Anda di halaman 1dari 5

Mirza Azran Azmi 201501229 3D

Tugas Farmakologi
Toksisitas phenytoin
Latar Belakang Pendek
Epilepsi adalah kondisi neurologis yang mempengaruhi banyak orang. Tujuan utama dari
perawatan adalah untuk menjaga kejang tetap terkendali sambil meminimalkan efek samping.
Karena biaya yang rendah dan kemudahan ketersediaan, phenytoin (5,5-difenilhidantoin)
adalah salah satu obat yang paling efektif dan diresepkan secara luas untuk pengobatan
epilepsi. Pada tahun 1938, itu disetujui sebagai obat antiepilepsi. Kecuali untuk kejang absen,
phenytoin umumnya digunakan untuk mengobati semua jenis kejang tonik klonik dan parsial
kompleks. Keracunan phenytoin sering terjadi karena variabilitas farmakokinetiknya yang luas
dan ambang toksisitas yang rendah.
Dosis terapi
Phenytoin memiliki kisaran terapi sempit 10-20 mcg / mL. Pada konsentrasi plasma di bawah
10 mcg / mL, eliminasi mengikuti urutan pertama. Namun, pada konsentrasi yang lebih tinggi,
termasuk yang berada dalam kisaran terapeutik (10-20 mcg / mL), jalur metabolisme menjadi
jenuh dan eliminasi bergeser ke urutan nol. Waktu paruh phenytoin bervariasi antara enam dan
dua puluh empat jam pada konsentrasi plasma kurang dari 10 mcg / ml, tetapi meningkat
dengan konsentrasi yang lebih tinggi. Akibatnya, konsentrasi plasma meningkat secara tidak
proporsional bahkan dengan peningkatan kecil dalam dosis. Toksisitas umumnya berkorelasi
dengan peningkatan kadar plasma. Meningkatnya waktu paruh karena farmakokinetik pesanan
nol juga dapat mengakibatkan durasi gejala toksik yang berkepanjangan.
Efek toksik
Efek toksik yang terlihat dengan pengobatan kronis terutama terkait efek serebelar-vestibular.
Ini juga dapat menyebabkan efek sistem saraf pusat lainnya, perubahan perilaku, peningkatan
aktivitas kejang, gejala gastrointestinal, hirsutisme, hiperplasia gingiva, osteomalacia dan
anemia megaloblastik. Pasien disajikan dengan ataksia, nystagmus, hipertrofi gingiva, lesi kulit
nodular dan hirsutisme. Demikian juga ada laporan phenytoin yang diinduksi ataksia,
nystagmus, hipertrofi gingiva, lesi kulit nodular dan hirsutisme pada konsumsi fenitoin.

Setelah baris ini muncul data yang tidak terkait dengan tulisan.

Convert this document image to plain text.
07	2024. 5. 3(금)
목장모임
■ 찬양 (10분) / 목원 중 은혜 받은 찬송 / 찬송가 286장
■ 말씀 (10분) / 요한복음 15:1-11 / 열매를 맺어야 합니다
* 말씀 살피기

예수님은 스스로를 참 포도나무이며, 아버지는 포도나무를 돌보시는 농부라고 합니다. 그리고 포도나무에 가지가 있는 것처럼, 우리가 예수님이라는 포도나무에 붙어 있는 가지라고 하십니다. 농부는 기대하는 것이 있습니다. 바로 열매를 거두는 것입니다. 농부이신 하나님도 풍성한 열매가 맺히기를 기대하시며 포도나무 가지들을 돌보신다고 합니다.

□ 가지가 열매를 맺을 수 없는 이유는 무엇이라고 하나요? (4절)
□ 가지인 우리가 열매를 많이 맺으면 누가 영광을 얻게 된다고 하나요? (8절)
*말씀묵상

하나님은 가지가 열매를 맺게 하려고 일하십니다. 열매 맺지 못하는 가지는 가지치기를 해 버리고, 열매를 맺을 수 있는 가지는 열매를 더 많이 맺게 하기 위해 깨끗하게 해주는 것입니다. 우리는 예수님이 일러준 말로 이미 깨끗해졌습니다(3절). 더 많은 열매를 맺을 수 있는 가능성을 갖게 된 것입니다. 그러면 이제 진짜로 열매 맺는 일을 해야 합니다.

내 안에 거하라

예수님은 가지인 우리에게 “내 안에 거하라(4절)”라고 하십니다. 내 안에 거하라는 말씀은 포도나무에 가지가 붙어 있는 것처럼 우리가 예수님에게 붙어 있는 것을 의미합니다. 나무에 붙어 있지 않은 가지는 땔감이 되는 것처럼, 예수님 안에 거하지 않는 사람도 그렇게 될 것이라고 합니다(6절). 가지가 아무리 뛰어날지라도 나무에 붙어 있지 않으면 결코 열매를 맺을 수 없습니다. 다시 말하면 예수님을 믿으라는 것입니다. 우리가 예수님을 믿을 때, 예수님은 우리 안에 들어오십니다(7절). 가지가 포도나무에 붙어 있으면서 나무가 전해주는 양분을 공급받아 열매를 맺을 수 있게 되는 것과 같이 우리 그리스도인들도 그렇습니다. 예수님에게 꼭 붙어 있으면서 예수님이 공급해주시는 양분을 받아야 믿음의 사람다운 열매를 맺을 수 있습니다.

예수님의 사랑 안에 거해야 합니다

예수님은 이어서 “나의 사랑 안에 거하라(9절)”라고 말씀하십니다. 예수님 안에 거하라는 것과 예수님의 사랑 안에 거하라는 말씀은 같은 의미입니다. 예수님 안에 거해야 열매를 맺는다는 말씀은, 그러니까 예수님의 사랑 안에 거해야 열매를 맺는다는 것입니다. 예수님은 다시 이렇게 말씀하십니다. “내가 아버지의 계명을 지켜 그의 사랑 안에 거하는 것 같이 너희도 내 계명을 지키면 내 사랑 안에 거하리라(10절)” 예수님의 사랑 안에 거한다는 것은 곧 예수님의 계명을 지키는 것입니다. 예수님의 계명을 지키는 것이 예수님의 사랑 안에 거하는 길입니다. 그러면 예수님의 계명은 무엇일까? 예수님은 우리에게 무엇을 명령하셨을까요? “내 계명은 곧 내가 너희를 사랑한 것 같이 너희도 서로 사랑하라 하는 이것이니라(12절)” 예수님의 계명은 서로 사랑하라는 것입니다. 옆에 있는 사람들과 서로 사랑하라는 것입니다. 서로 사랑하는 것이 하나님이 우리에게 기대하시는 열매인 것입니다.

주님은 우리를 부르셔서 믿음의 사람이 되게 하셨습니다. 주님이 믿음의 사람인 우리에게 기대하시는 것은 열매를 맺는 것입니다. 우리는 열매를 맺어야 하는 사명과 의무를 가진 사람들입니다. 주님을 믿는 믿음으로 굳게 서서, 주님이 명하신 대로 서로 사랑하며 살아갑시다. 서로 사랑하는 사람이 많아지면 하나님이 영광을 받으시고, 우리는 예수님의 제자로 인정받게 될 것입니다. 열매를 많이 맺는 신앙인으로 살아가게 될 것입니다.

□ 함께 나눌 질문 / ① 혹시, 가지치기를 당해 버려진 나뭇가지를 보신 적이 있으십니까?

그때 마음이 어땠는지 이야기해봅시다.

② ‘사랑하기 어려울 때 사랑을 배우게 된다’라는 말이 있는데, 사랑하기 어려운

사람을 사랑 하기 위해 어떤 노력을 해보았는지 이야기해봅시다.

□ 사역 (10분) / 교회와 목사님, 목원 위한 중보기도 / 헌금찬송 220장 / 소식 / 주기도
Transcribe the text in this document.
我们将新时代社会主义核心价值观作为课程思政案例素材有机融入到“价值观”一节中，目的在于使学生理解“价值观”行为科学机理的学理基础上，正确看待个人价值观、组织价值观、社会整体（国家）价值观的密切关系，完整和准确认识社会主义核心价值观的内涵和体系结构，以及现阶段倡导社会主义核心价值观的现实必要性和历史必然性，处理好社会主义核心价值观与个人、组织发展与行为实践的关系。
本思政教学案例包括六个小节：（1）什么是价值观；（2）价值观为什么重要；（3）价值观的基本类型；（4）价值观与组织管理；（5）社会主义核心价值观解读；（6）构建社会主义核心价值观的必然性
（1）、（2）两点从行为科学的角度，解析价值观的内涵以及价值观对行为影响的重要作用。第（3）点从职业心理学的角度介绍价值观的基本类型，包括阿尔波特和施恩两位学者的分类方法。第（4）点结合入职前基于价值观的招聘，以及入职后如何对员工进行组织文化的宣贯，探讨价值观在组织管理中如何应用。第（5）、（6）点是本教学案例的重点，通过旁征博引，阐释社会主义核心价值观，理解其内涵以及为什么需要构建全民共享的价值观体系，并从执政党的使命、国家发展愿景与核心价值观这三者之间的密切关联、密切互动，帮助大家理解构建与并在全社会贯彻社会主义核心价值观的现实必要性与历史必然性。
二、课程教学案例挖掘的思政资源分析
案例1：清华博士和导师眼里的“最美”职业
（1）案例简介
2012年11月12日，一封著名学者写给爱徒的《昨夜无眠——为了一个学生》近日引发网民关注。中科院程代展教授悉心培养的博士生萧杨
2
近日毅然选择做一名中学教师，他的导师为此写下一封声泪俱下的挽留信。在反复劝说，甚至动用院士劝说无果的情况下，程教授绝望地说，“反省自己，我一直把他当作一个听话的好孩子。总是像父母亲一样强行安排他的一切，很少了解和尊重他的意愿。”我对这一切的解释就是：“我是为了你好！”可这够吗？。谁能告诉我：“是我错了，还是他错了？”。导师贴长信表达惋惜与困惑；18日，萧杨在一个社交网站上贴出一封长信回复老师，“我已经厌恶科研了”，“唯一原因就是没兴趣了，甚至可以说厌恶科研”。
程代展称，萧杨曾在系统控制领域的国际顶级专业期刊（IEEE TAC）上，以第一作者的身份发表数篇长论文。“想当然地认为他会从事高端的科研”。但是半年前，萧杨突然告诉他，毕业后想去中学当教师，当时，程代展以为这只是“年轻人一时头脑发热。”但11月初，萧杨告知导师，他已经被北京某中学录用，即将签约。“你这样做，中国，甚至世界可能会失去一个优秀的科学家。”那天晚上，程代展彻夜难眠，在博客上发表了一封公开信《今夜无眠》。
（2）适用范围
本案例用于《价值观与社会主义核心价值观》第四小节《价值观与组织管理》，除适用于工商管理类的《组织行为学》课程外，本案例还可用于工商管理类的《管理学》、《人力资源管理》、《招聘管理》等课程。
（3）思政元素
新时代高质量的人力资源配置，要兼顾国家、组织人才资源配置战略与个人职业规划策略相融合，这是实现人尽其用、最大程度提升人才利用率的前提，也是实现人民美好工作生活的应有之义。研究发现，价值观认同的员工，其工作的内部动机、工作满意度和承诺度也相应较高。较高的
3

Konsumsi fenitoin kronis menyebabkan akumulasi di korteks serebral, menghasilkan atrofi
otak kecil, menyebabkan ataksia dan nystagmus. Hipertrofi gingiva dapat dikaitkan dengan
metabolisme kolagen yang berubah. Metabolisme hormon steroid seks yang berubah oleh
fenitoin dapat menyebabkan gejala hiperandrogenik seperti hirsutisme dan lesi kulit nodular.
Kurang dari 10 mg / L: Efek samping yang jarang. Sepuluh hingga 20 mg / L: Kadang-kadang
nystagmus horizontal ringan pada tatapan lateral. Dua puluh hingga 30 mg / L: Nystagmus.
Tiga puluh hingga 40 mg / L: Ataxia, bicara cadel, tremor, mual, dan muntah. Empat puluh
hingga 50 mg / L: Lethargy, kebingungan, hiperaktif. Lebih besar dari 50 mg / L: Koma dan
kejang.
Dalam bentuk intravena, toksisitas utama diyakini berasal dari kendaraan parenteral: propilen
glikol. Perawatan harus diambil sehingga formulasi phenytoin intravena tidak diberikan
dengan kecepatan lebih cepat dari 50 mg per menit.